There are many forums and blogs talking about the “sandbox” theory, which states that when your website is new, Google places it in a “sandbox” for a certain time. During that time, you do not appear high in the rankings and you might not even appear at all.
Some people say building more links to your website will enable you to “escape” from the sandbox. Others say the sandbox effect can only be eliminated by the passage of time. A lot of people however believe that the sandbox mechanism in Google actually exists.
Let us first understand that there are many aspects of SEO, internet marketing and website management which can be argued both ways. The sandbox theory is one of them. No one knows whether is exists for sure, but people are able to validate it (or invalidate it) based on their experiences.
My experience tells me that if I carry out link building in the right way, I can appear on page one for moderately competitive keywords in week 3-4. As soon as I start a website, my practices enable me to get it indexed within the next 5-6 hours. And typically in the first week, I am somewhere on pages 5-6 of the search results.

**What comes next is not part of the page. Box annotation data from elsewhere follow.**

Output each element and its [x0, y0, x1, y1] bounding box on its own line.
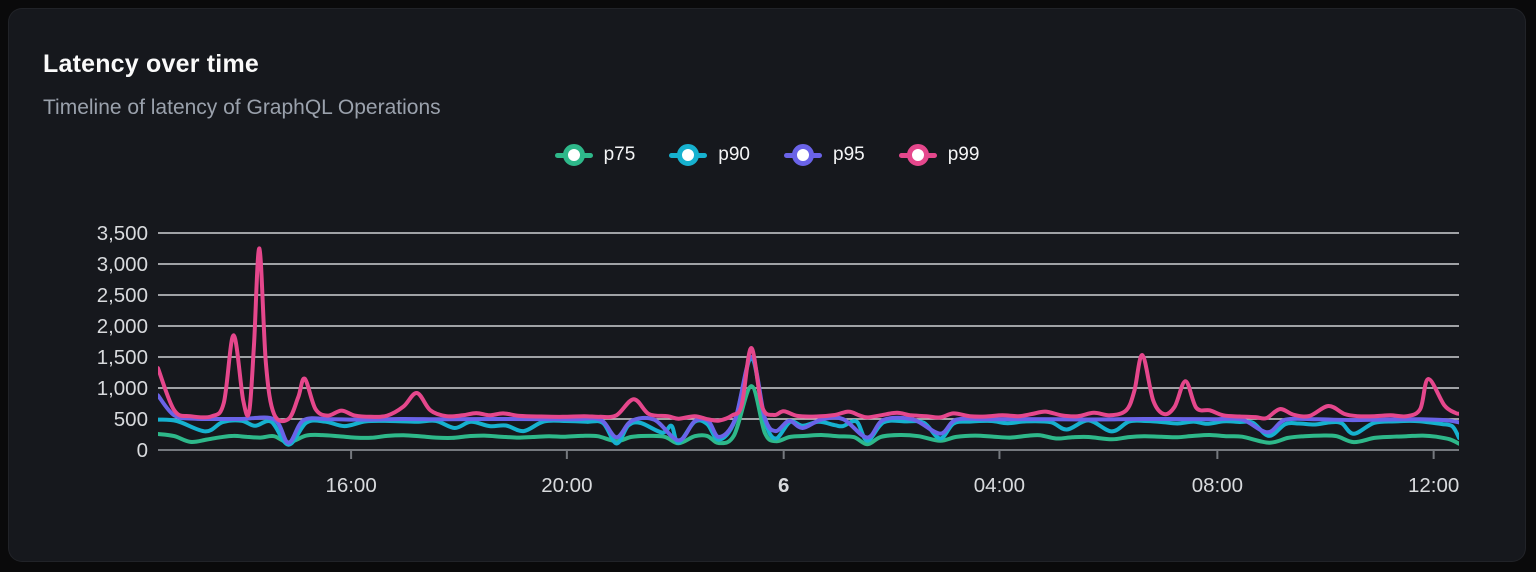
- y-axis-label-0: 0: [137, 439, 148, 462]
- x-axis-label-12:00: 12:00: [1408, 474, 1459, 497]
- card-subtitle: Timeline of latency of GraphQL Operation…: [43, 96, 441, 119]
- x-axis-label-6: 6: [778, 474, 789, 497]
- legend-marker-p90-icon: [669, 143, 708, 167]
- latency-chart[interactable]: 0 500 1,000 1,500 2,000 2,500 3,000 3,500 16:00 2…: [9, 9, 1529, 565]
- x-axis-label-08:00: 08:00: [1192, 474, 1243, 497]
- series-line-p90: [158, 356, 1459, 447]
- page-title: Latency over time: [43, 50, 259, 78]
- legend-marker-p99-icon: [898, 143, 937, 167]
- legend-label-p75: p75: [603, 144, 636, 165]
- legend-dot-p95: [792, 144, 814, 166]
- legend-marker-p95-icon: [784, 143, 822, 167]
- legend-label-p95: p95: [833, 144, 865, 165]
- series-line-p75: [158, 384, 1459, 447]
- y-axis-label-3000: 3,000: [97, 253, 148, 276]
- legend-item-p99[interactable]: p99: [898, 143, 980, 167]
- x-axis-label-04:00: 04:00: [974, 474, 1025, 497]
- x-axis-label-20:00: 20:00: [541, 474, 592, 497]
- latency-card: Latency over time Timeline of latency of…: [8, 8, 1526, 562]
- y-axis-label-1000: 1,000: [97, 377, 148, 400]
- x-axis-label-16:00: 16:00: [325, 474, 376, 497]
- legend-item-p95[interactable]: p95: [784, 143, 865, 167]
- y-axis-label-3500: 3,500: [97, 222, 148, 245]
- legend-dot-p90: [677, 144, 700, 166]
- y-axis-label-1500: 1,500: [97, 346, 148, 369]
- legend-dot-p75: [562, 144, 585, 166]
- legend-marker-p75-icon: [554, 143, 593, 167]
- legend-dot-p99: [906, 144, 929, 166]
- y-axis-label-2000: 2,000: [97, 315, 148, 338]
- series-line-p95: [158, 354, 1459, 445]
- y-axis-label-2500: 2,500: [97, 284, 148, 307]
- legend-label-p99: p99: [947, 144, 980, 165]
- y-axis-label-500: 500: [114, 408, 148, 431]
- legend-item-p90[interactable]: p90: [669, 143, 750, 167]
- legend-item-p75[interactable]: p75: [554, 143, 636, 167]
- series-line-p99: [158, 246, 1459, 424]
- legend-label-p90: p90: [718, 144, 750, 165]
- chart-legend: p75 p90 p95 p99: [9, 140, 1525, 170]
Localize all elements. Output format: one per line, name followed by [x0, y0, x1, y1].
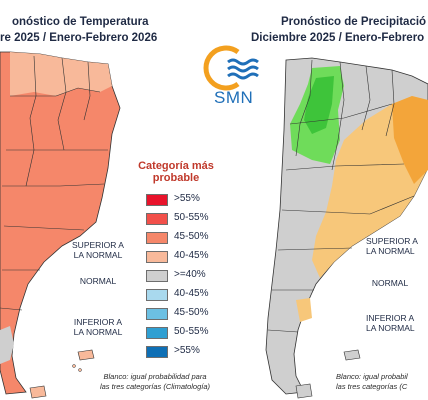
legend-label: 45-50%	[174, 307, 209, 318]
legend-title-line1: Categoría más	[138, 160, 214, 172]
temperature-title-line2: re 2025 / Enero-Febrero 2026	[0, 32, 158, 44]
precipitation-title-line2: Diciembre 2025 / Enero-Febrero	[251, 32, 425, 44]
temperature-map-normal-patch	[0, 326, 14, 364]
legend-title-line2: probable	[152, 172, 200, 184]
right-label-inferior-line1: INFERIOR A	[366, 313, 415, 323]
right-note-line2: las tres categorías (C	[336, 382, 408, 391]
legend-swatch	[146, 308, 168, 320]
right-label-normal: NORMAL	[371, 278, 409, 288]
right-label-inferior-line2: LA NORMAL	[366, 323, 415, 333]
smn-logo-text: SMN	[214, 88, 254, 107]
legend-swatch	[146, 289, 168, 301]
legend-label: 50-55%	[174, 212, 209, 223]
right-label-superior-line2: LA NORMAL	[366, 246, 415, 256]
left-label-inferior-line2: LA NORMAL	[73, 327, 123, 337]
left-label-inferior-line1: INFERIOR A	[73, 317, 123, 327]
legend-label: >55%	[174, 193, 200, 204]
precipitation-map-dry-patch-south	[296, 298, 312, 322]
legend-note-line1: Blanco: igual probabilidad para	[103, 372, 207, 381]
legend-label: >55%	[174, 345, 200, 356]
temperature-title-line1: onóstico de Temperatura	[12, 16, 149, 28]
legend-swatch	[146, 213, 168, 225]
right-note-line1: Blanco: igual probabil	[336, 372, 408, 381]
left-label-superior-line1: SUPERIOR A	[72, 240, 124, 250]
legend-swatch	[146, 327, 168, 339]
legend-label: 40-45%	[174, 250, 209, 261]
right-label-superior-line1: SUPERIOR A	[366, 236, 418, 246]
temperature-map-malvinas-islands	[77, 349, 95, 361]
temperature-map-province-borders	[0, 55, 108, 311]
legend-note-line2: las tres categorías (Climatología)	[99, 382, 211, 391]
legend-label: 50-55%	[174, 326, 209, 337]
precipitation-map-dry-strong-zone	[392, 96, 428, 184]
legend-label: >=40%	[174, 269, 206, 280]
precipitation-map-wet-strong-zone	[304, 76, 334, 134]
legend-label: 45-50%	[174, 231, 209, 242]
legend-swatch	[146, 251, 168, 263]
temperature-map-tierra-del-fuego	[29, 385, 47, 399]
precipitation-title-line1: Pronóstico de Precipitació	[281, 16, 427, 28]
legend-swatch	[146, 346, 168, 358]
precipitation-map-tierra-del-fuego	[295, 383, 313, 399]
temperature-map-south-atlantic-islands	[72, 364, 82, 372]
left-label-superior-line2: LA NORMAL	[73, 250, 123, 260]
legend-swatch	[146, 232, 168, 244]
legend-label: 40-45%	[174, 288, 209, 299]
left-label-normal: NORMAL	[79, 276, 117, 286]
legend-swatch	[146, 270, 168, 282]
precipitation-map-province-borders	[267, 59, 415, 333]
legend-swatch	[146, 194, 168, 206]
precipitation-map-malvinas-islands	[343, 349, 361, 361]
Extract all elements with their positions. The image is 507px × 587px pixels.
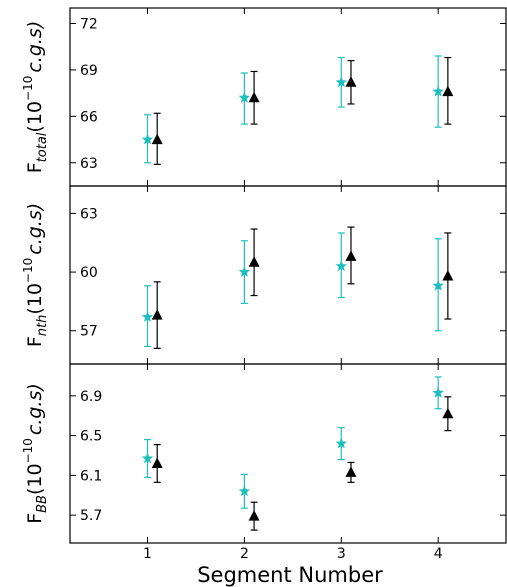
y-tick-label: 63	[80, 206, 98, 222]
series-2	[151, 396, 454, 531]
panel-1: 63 66 69 72 Ftotal(10−10c.g.s)	[21, 7, 507, 187]
x-tick-labels: 1 2 3 4	[143, 546, 443, 562]
panel-2: 57 60 63 Fnth(10−10c.g.s)	[21, 185, 507, 365]
triangle-point	[248, 91, 260, 103]
star-point	[238, 485, 251, 497]
star-point	[238, 91, 251, 103]
series-2	[151, 56, 454, 165]
y-tick-label: 72	[80, 16, 98, 32]
star-point	[335, 437, 347, 449]
star-point	[238, 266, 251, 277]
star-point	[141, 311, 154, 322]
y-tick-label: 57	[80, 324, 98, 340]
series-1	[141, 376, 444, 509]
y-tick-label: 5.7	[80, 508, 102, 524]
y-tick-label: 6.9	[80, 389, 102, 405]
triangle-point	[345, 250, 357, 261]
x-tick-label-4: 4	[434, 546, 443, 562]
triangle-point	[151, 309, 163, 320]
triangle-point	[248, 256, 260, 267]
star-point	[335, 76, 347, 88]
x-tick-label-1: 1	[143, 546, 152, 562]
y-tick-label: 69	[80, 63, 98, 79]
series-1	[141, 55, 444, 164]
triangle-point	[248, 510, 260, 521]
x-tick-label-2: 2	[240, 546, 249, 562]
y-tick-label: 63	[80, 156, 98, 172]
panel-3: 5.7 6.1 6.5 6.9 FBB(10−10c.g.s)	[21, 363, 507, 544]
x-axis-label: Segment Number	[197, 563, 383, 587]
star-point	[335, 260, 347, 272]
triangle-point	[442, 407, 454, 419]
star-point	[432, 85, 444, 97]
y-tick-label: 6.1	[80, 468, 102, 484]
triangle-point	[442, 85, 454, 97]
y-tick-label: 60	[80, 265, 98, 281]
triangle-point	[151, 457, 163, 468]
x-tick-label-3: 3	[337, 546, 346, 562]
triangle-point	[345, 466, 357, 477]
triangle-point	[151, 133, 163, 145]
triangle-point	[442, 269, 454, 281]
y-tick-label: 66	[80, 109, 98, 125]
y-axis-label: Fnth(10−10c.g.s)	[21, 203, 51, 347]
star-point	[141, 133, 154, 145]
y-axis-label: Ftotal(10−10c.g.s)	[21, 21, 51, 174]
series-2	[151, 226, 454, 349]
star-point	[432, 279, 444, 291]
triangle-point	[345, 76, 357, 87]
y-tick-label: 6.5	[80, 429, 102, 445]
series-1	[141, 232, 444, 347]
panel-frame	[69, 7, 507, 187]
star-point	[432, 386, 444, 398]
panel-frame	[69, 363, 507, 544]
star-point	[141, 452, 154, 464]
y-axis-label: FBB(10−10c.g.s)	[21, 383, 51, 524]
panels: 63 66 69 72 Ftotal(10−10c.g.s) 57 60 63 Fnth(10−…	[21, 7, 507, 544]
panel-frame	[69, 185, 507, 365]
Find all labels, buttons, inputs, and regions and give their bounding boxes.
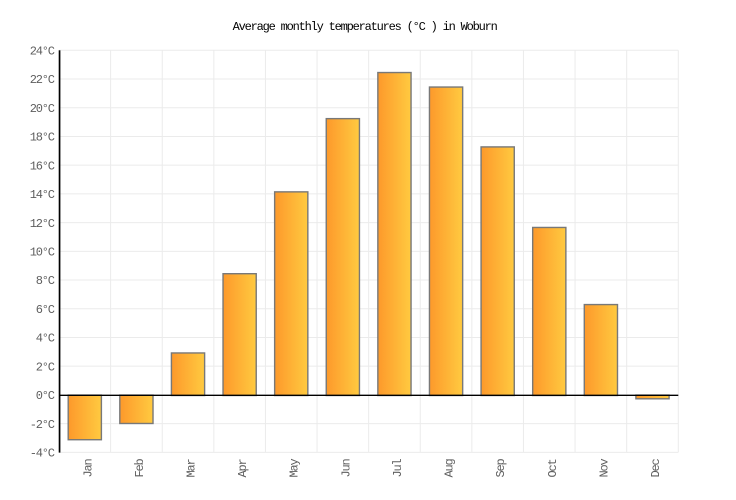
svg-text:14°C: 14°C: [30, 188, 55, 202]
svg-text:18°C: 18°C: [30, 131, 55, 145]
svg-text:May: May: [288, 459, 302, 478]
svg-text:8°C: 8°C: [36, 274, 55, 288]
svg-text:10°C: 10°C: [30, 246, 55, 260]
svg-text:Apr: Apr: [236, 459, 250, 478]
svg-text:0°C: 0°C: [36, 389, 55, 403]
svg-text:Mar: Mar: [185, 459, 199, 478]
svg-text:Oct: Oct: [546, 459, 560, 477]
svg-text:Jan: Jan: [81, 459, 95, 478]
svg-text:Sep: Sep: [494, 459, 508, 478]
svg-text:20°C: 20°C: [30, 102, 55, 116]
svg-text:Dec: Dec: [649, 459, 663, 478]
svg-text:Aug: Aug: [443, 459, 457, 478]
svg-text:16°C: 16°C: [30, 159, 55, 173]
svg-text:2°C: 2°C: [36, 360, 55, 374]
svg-text:Jul: Jul: [391, 459, 405, 478]
svg-text:-4°C: -4°C: [30, 447, 55, 461]
svg-text:-2°C: -2°C: [30, 418, 55, 432]
svg-text:24°C: 24°C: [30, 45, 55, 59]
svg-text:4°C: 4°C: [36, 332, 55, 346]
svg-text:6°C: 6°C: [36, 303, 55, 317]
svg-text:Feb: Feb: [133, 459, 147, 478]
svg-text:22°C: 22°C: [30, 73, 55, 87]
svg-text:Nov: Nov: [597, 459, 611, 478]
svg-text:Jun: Jun: [339, 459, 353, 478]
svg-text:Average monthly temperatures (: Average monthly temperatures (°C ) in Wo…: [233, 20, 498, 34]
svg-text:12°C: 12°C: [30, 217, 55, 231]
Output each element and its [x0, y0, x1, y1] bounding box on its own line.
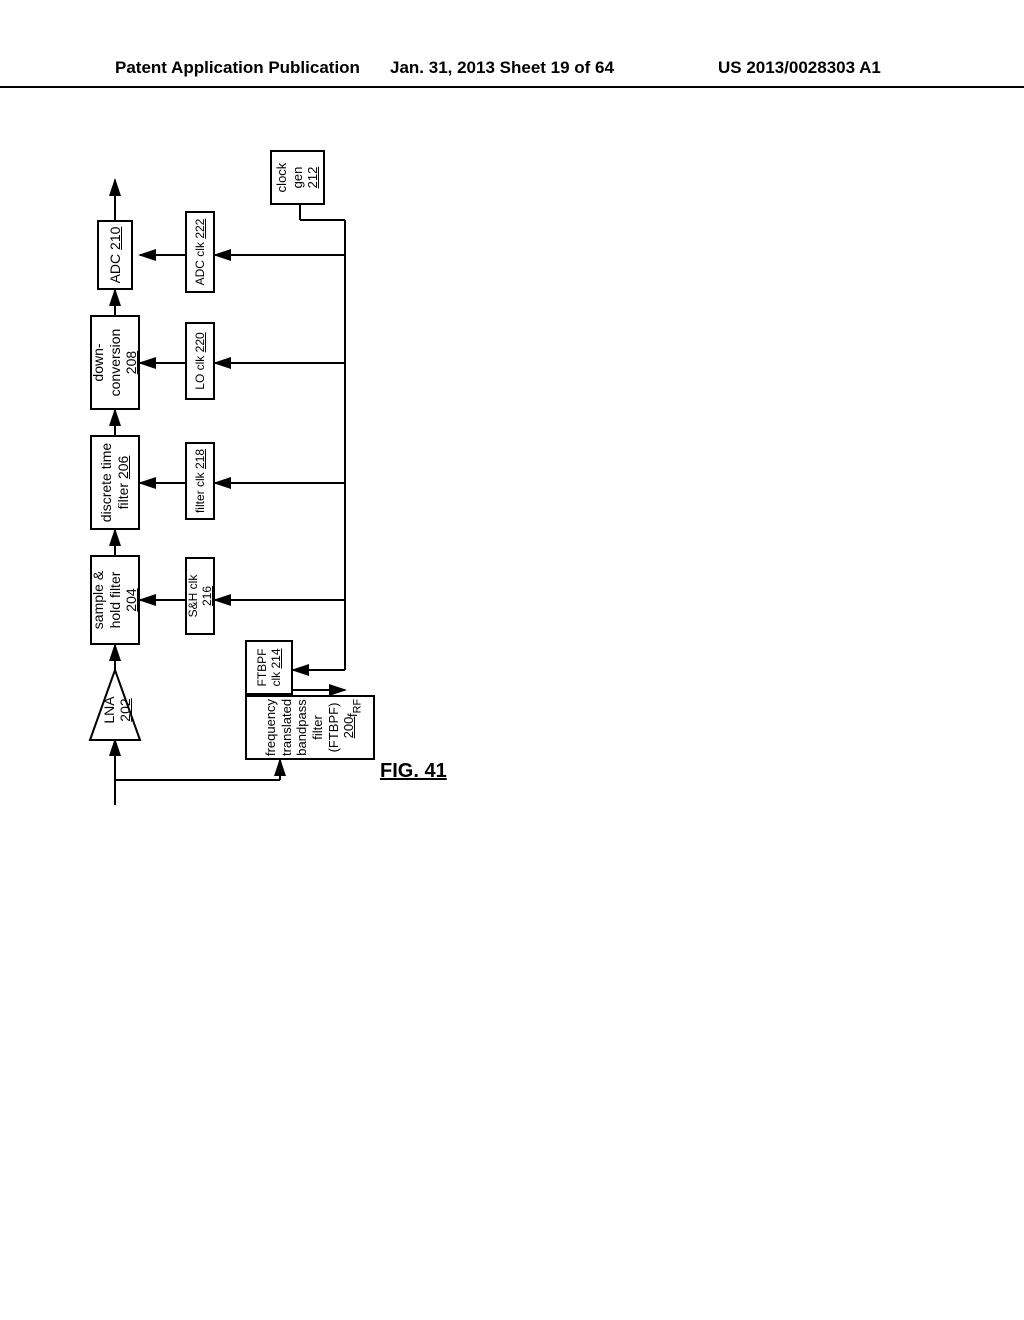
frf-sub: RF: [352, 699, 364, 713]
lna-block: LNA 202: [101, 685, 133, 735]
ftbpfclk-l2: clk: [269, 672, 283, 687]
dt-line1: discrete time: [98, 443, 115, 522]
clk-l1: clock: [274, 163, 290, 193]
adc-clk-block: ADC clk 222: [185, 211, 215, 293]
dc-ref: 208: [123, 351, 139, 374]
adcclk-label: ADC clk: [193, 242, 207, 285]
lna-label: LNA: [101, 696, 117, 723]
ftbpfclk-ref: 214: [269, 648, 283, 668]
adcclk-ref: 222: [193, 219, 207, 239]
loclk-label: LO clk: [193, 356, 207, 390]
dt-line2: filter: [115, 483, 131, 509]
clock-gen-block: clock gen 212: [270, 150, 325, 205]
sh-clk-block: S&H clk 216: [185, 557, 215, 635]
figure-caption: FIG. 41: [380, 760, 447, 783]
header-left: Patent Application Publication: [115, 58, 360, 78]
ftbpfclk-l1: FTBPF: [255, 649, 269, 687]
frf-f: f: [345, 713, 360, 717]
down-conversion-block: down- conversion 208: [90, 315, 140, 410]
header-center: Jan. 31, 2013 Sheet 19 of 64: [390, 58, 614, 78]
ftbpf-l2: bandpass filter: [294, 699, 325, 755]
filter-clk-block: filter clk 218: [185, 442, 215, 520]
ftbpf-ref: 200: [341, 717, 356, 739]
dc-line2: conversion: [107, 329, 123, 397]
discrete-time-filter-block: discrete time filter 206: [90, 435, 140, 530]
loclk-ref: 220: [193, 332, 207, 352]
block-diagram: LNA 202 sample & hold filter 204 discret…: [45, 275, 705, 725]
adc-label: ADC: [107, 254, 123, 284]
ftbpf-l3: (FTBPF): [326, 703, 341, 753]
filtclk-ref: 218: [193, 449, 207, 469]
header-right: US 2013/0028303 A1: [718, 58, 881, 78]
page-header: Patent Application Publication Jan. 31, …: [0, 48, 1024, 88]
frf-label: fRF: [345, 699, 364, 717]
filtclk-label: filter clk: [193, 472, 207, 513]
clk-l2: gen: [290, 167, 305, 189]
shclk-ref: 216: [200, 586, 214, 606]
sh-line2: hold filter: [107, 572, 123, 629]
sh-line1: sample &: [90, 571, 107, 629]
sample-hold-block: sample & hold filter 204: [90, 555, 140, 645]
ftbpf-l1: frequency translated: [263, 699, 294, 756]
ftbpf-clk-block: FTBPF clk 214: [245, 640, 293, 695]
adc-block: ADC 210: [97, 220, 133, 290]
lna-ref: 202: [117, 698, 133, 721]
adc-ref: 210: [107, 227, 123, 250]
dt-ref: 206: [115, 456, 131, 479]
sh-ref: 204: [123, 588, 139, 611]
dc-line1: down-: [90, 343, 107, 381]
clk-ref: 212: [305, 167, 320, 189]
shclk-label: S&H clk: [186, 575, 200, 618]
diagram-wires: [45, 275, 705, 725]
page: Patent Application Publication Jan. 31, …: [0, 0, 1024, 1320]
lo-clk-block: LO clk 220: [185, 322, 215, 400]
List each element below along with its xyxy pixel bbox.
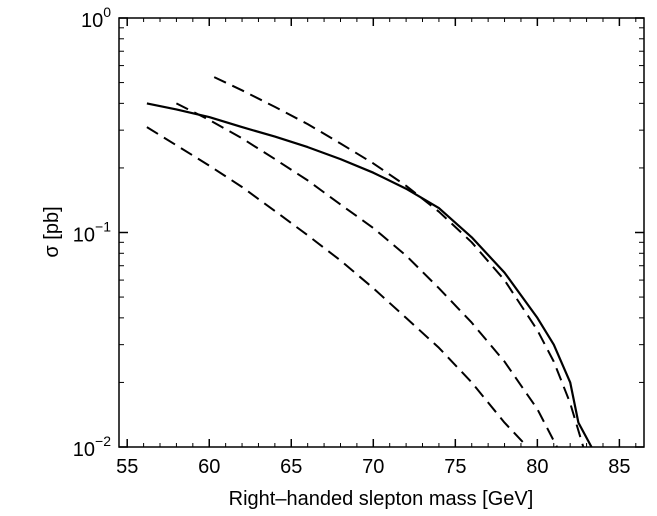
x-tick-label: 60 [198,456,220,478]
x-axis-ticks: 55 60 65 70 75 80 85 [116,18,637,478]
series-line-3 [175,102,558,448]
series-layer [146,76,593,448]
plot-frame [118,17,645,448]
x-tick-label: 75 [444,456,466,478]
series-line-4 [146,126,529,448]
x-tick-label: 55 [116,456,138,478]
y-axis-label: σ [pb] [41,206,63,257]
x-tick-label: 70 [362,456,384,478]
x-tick-label: 65 [280,456,302,478]
x-axis-label: Right–handed slepton mass [GeV] [229,488,534,510]
y-tick-label: 10−2 [73,433,111,461]
y-tick-label: 10−1 [73,219,111,247]
series-line-2 [213,76,585,448]
y-axis-ticks: 100 10−1 10−2 [73,4,644,461]
series-line-1 [146,102,593,448]
x-tick-label: 80 [526,456,548,478]
y-tick-label: 100 [81,4,111,32]
x-tick-label: 85 [608,456,630,478]
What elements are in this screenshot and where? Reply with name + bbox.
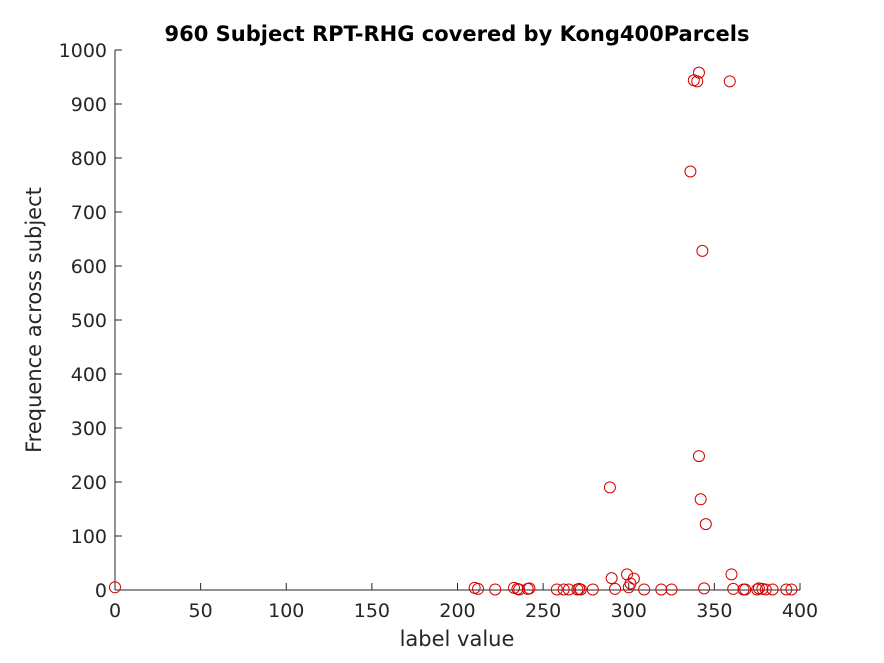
x-tick-label: 400 <box>782 600 818 622</box>
data-point <box>684 165 697 178</box>
data-point <box>472 582 485 595</box>
x-tick-label: 0 <box>109 600 121 622</box>
y-tick-label: 1000 <box>59 40 107 62</box>
y-tick-label: 600 <box>71 256 107 278</box>
data-point <box>766 583 779 596</box>
data-point <box>627 572 640 585</box>
data-point <box>739 583 752 596</box>
y-tick-label: 300 <box>71 418 107 440</box>
x-tick-label: 150 <box>354 600 390 622</box>
data-point <box>692 450 705 463</box>
y-tick-label: 0 <box>95 580 107 602</box>
data-point <box>785 583 798 596</box>
axes <box>114 50 800 591</box>
data-point <box>723 75 736 88</box>
data-point <box>550 583 563 596</box>
data-point <box>574 583 587 596</box>
data-point <box>468 581 481 594</box>
y-tick-label: 700 <box>71 202 107 224</box>
data-point <box>687 74 700 87</box>
x-tick-label: 50 <box>189 600 213 622</box>
data-point <box>694 493 707 506</box>
data-point <box>603 481 616 494</box>
data-point <box>692 66 705 79</box>
data-point <box>698 582 711 595</box>
x-tick-label: 350 <box>696 600 732 622</box>
y-ticks: 0 100 200 300 400 500 600 700 800 900 1000 <box>59 40 122 602</box>
y-tick-label: 900 <box>71 94 107 116</box>
chart-title: 960 Subject RPT-RHG covered by Kong400Pa… <box>165 22 750 46</box>
data-point <box>655 583 668 596</box>
data-point <box>513 583 526 596</box>
data-point <box>699 518 712 531</box>
data-point <box>523 582 536 595</box>
data-point <box>759 583 772 596</box>
data-point <box>562 583 575 596</box>
data-point <box>609 582 622 595</box>
x-tick-label: 250 <box>525 600 561 622</box>
x-tick-label: 100 <box>268 600 304 622</box>
x-axis-label: label value <box>400 627 515 651</box>
data-point <box>638 583 651 596</box>
data-point <box>780 583 793 596</box>
data-point <box>665 583 678 596</box>
data-point <box>586 583 599 596</box>
x-tick-label: 200 <box>439 600 475 622</box>
y-tick-label: 200 <box>71 472 107 494</box>
data-point <box>725 568 738 581</box>
data-points <box>109 66 798 596</box>
x-tick-label: 300 <box>611 600 647 622</box>
data-point <box>605 572 618 585</box>
data-point <box>756 582 769 595</box>
data-point <box>751 583 764 596</box>
y-tick-label: 800 <box>71 148 107 170</box>
data-point <box>727 582 740 595</box>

Does that mean that the “sandbox” theory is untrue? In my experience it is.
I feel that people think the sandbox exists for two reasons. The first group of people does not know how to get backlinks to their websites at all and therefore get anxious when their website does not show in Google index for a certain period of time. The latter group simply gets so many unnatural, low quality links to their website in the first week of inception that Google penalizes them.
Therefore, I believe that although the sandbox mechanism does not exist, Google can keep your website from appearing high in the rankings (or at all) because of your lack of good SEO knowledge.
The correct way to making sure your website is never sandboxed is to build a steady amount of good quality links to it consistently.